Une Afrique à réinventer
Les Zimbabwéens, les Sud-africains, les Angolais, les Mozambicains et les autres peuples de la région ont été traumatisés par des décennies de joug colonial et de pouvoir raciste. Des mouvements de résistance d’une grande résilience ont réussi à déstabiliser ces régimes, mais sans nécessairement porter un projet de transformation à la hauteur des défis. Les nouveaux gouvernants ont chacun à leur manière imposé des gouvernances autoritaires en perpétuant les pratiques de prédation que les institutions internationales et les pays occidentaux ont continué d’imposer, sous la chape de plomb du néolibéralisme, de l’extractivisme et de l’austéritarisme. Les résistances populaires, toujours renouvelées, peinent à rendre leurs propositions cohérentes et inclusives, ce qui fragilise les insurrections et les mobilisations populaires qui ne cessent de croître. Les « printemps » arabe (Tunisie, Égypte) et africains (Sénégal, Burkina Faso) se sont disloqués et comme au Zimbabwe, les anciennes oligarchies avec le soutien de nouvelles bourgeoisies ont rétabli l’« ordre ». C’est ce qui menace aujourd’hui la révolution populaire au Soudan et les grandes mobilisations de masse en Algérie.

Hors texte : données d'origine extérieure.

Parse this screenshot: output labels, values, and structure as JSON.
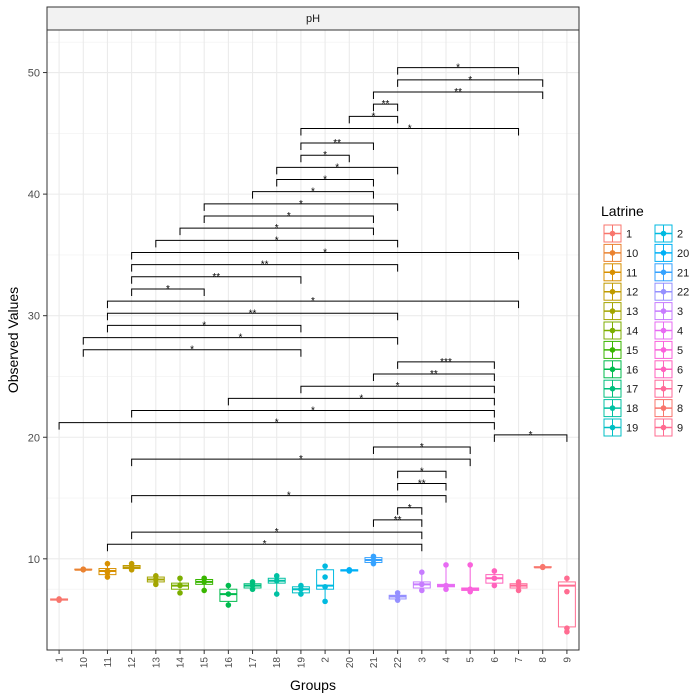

Tout cela pèse, mais n’a rien d’éternel ou d’inéluctable. Des changements radicaux récents (on pense à la Bolivie par exemple) ont incubé pendant plus d’une décennie avant de prendre la force qui leur a permis de renverser le régime. On pourrait en dire autant des révolutions « historiques » (comme en Russie et en Chine) qui n’ont pas été des évènements soudains. Il y a une lente accumulation de forces avec des organisations qui se sont aguerries et qui ont capté le moment où les dominants ont flanché. Une révolution disait Lénine survient quand « ceux d’en bas ne veulent plus, et quand ceux d’en bas ne veulent plus ».